Un bon résumé ici, où l’on peut voir le dessin d’Ensor se moquant des baigneurs et baigneuses et où on peut lire que les adeptes du nudisme existaient déjà au début du 19e siècle et que bien sûr ils étaient Allemands 😉

Et pour ceux que ça intéresse, une étude sur le tourisme balnéaire en France et en Belgique vers 1850 ici.

W comme Watson

Le patrimoine ostendais à sauvegarder, ce ne sont pas seulement les quelques belles bâtisses épargnées par les deux guerres mais aussi du matériel flottant, comme ce bateau de sauvetage qui a effectué plus de douze cents missions en mer entre 1948 et 1980.

Son exposition dans des musées maritimes de plein air à Oostduinkerke et à Bruges ne lui a pas fait du bien et depuis 2019 un groupe de bénévoles se charge de sa restauration.

On restaure et on refait à l’identique les pièces qui doivent être remplacées. Il est entièrement en bois d’acajou et on lui rendra aussi ses couleurs d’origine.

Une de ses particularités innovatrices, dans l’après-guerre, était le fruit d’un inventeur écossais, George Watson: il était parfaitement stable et insubmersible.

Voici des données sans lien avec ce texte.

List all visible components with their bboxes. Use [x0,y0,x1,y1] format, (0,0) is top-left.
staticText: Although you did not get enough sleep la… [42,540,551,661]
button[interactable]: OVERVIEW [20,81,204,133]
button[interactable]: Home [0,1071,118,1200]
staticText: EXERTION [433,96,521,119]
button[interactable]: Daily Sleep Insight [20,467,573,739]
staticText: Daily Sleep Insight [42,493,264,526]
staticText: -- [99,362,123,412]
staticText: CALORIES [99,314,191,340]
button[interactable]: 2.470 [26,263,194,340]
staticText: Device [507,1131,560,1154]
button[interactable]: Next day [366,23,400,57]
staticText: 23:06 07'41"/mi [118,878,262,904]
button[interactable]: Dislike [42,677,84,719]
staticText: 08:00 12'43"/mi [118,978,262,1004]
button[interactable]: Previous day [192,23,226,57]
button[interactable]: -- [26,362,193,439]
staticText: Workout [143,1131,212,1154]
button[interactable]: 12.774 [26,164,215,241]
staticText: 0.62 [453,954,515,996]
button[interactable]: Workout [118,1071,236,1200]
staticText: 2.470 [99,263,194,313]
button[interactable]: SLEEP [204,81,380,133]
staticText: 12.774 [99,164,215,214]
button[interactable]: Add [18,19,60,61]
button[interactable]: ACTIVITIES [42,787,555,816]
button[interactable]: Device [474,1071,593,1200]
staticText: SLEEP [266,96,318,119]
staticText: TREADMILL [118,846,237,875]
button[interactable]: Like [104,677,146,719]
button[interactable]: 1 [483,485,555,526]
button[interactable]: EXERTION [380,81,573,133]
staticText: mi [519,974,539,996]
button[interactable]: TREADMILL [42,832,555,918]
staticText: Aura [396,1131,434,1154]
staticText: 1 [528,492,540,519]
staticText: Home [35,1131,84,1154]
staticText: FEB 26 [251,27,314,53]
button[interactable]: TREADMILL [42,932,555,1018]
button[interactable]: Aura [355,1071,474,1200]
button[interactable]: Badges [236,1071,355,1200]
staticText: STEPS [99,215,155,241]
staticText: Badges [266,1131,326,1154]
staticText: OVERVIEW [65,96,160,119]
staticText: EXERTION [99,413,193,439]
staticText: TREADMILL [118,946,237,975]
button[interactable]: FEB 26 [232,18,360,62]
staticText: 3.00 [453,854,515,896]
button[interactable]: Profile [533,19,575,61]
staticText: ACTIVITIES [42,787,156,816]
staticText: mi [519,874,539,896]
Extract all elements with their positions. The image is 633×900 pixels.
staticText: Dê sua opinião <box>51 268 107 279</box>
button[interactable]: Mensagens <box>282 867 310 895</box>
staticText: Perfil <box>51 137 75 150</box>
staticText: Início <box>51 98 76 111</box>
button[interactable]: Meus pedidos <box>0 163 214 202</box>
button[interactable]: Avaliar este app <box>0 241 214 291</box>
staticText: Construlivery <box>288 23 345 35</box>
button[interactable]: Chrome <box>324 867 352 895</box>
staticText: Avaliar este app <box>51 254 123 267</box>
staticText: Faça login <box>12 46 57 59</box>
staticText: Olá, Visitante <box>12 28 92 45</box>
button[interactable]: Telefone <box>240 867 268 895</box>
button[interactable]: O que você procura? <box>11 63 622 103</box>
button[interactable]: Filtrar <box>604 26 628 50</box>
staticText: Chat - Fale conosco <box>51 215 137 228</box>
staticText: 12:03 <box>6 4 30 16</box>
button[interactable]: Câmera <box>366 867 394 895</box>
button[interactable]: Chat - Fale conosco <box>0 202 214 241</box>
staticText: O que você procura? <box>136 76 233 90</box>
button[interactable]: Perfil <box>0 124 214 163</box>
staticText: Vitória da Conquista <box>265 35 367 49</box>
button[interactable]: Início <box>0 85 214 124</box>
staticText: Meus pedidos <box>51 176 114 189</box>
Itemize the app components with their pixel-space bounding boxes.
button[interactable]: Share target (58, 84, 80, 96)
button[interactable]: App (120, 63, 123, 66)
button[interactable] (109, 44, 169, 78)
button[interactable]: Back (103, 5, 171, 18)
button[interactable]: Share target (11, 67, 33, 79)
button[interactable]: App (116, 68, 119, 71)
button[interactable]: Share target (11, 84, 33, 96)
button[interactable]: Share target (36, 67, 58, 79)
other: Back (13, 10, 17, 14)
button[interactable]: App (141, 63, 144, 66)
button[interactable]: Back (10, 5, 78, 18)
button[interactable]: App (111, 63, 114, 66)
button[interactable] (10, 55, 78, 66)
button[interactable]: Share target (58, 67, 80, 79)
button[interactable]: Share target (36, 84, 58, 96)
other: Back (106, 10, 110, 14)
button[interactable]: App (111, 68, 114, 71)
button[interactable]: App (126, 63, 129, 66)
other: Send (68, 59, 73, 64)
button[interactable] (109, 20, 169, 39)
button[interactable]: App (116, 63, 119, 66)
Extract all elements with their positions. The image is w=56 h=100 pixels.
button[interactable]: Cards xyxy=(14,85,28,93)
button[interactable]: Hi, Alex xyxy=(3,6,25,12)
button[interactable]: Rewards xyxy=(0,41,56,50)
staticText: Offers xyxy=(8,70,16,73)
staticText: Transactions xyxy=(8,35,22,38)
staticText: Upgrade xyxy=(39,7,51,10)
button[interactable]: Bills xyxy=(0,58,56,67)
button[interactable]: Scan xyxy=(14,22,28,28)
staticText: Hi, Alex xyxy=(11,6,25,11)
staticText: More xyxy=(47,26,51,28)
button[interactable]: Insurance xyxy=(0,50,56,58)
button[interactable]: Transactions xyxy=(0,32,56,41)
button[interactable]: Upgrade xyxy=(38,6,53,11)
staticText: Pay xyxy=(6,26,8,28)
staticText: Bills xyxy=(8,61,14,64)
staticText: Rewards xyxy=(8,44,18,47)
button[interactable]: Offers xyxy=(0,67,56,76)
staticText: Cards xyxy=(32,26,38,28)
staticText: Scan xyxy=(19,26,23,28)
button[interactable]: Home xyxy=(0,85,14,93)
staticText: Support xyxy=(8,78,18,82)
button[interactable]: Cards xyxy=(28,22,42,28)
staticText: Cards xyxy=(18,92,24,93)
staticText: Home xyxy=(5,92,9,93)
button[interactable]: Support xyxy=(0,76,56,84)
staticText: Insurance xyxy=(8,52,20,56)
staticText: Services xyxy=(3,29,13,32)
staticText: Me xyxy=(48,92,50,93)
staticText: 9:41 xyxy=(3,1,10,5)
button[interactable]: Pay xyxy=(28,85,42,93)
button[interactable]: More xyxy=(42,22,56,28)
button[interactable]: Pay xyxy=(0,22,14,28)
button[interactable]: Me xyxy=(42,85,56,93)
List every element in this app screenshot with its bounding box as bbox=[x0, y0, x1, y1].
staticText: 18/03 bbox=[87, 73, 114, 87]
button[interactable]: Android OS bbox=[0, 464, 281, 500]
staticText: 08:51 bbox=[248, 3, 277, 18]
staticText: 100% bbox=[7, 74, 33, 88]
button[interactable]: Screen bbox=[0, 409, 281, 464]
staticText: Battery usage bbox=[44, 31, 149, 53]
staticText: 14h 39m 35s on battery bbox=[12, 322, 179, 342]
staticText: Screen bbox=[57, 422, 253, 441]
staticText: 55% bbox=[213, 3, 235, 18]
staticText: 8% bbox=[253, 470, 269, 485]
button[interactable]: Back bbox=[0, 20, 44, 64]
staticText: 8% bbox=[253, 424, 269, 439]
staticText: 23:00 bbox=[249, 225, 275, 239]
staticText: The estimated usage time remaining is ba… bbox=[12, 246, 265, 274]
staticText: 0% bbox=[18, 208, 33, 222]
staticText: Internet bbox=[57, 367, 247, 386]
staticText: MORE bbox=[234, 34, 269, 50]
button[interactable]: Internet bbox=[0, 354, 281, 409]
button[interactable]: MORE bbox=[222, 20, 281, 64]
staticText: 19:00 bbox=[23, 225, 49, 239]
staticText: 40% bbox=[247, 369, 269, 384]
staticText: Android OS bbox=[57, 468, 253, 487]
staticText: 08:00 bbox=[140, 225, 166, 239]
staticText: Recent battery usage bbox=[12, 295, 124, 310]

La joie du bénévole de la photo s’explique dans la vidéo qu’on trouve ici: il a enfin réussi à refaire tourner le moteur d’origine (1948) qui n’avait plus fonctionné depuis 1980.

Chaque vis, chaque boulon qu’on découvre lors de la restauration nous fait de plus en plus admirer la qualité, l’expertise et la professionnalité avec lesquelles ce bateau a été construit, dit une des personnes interviewées.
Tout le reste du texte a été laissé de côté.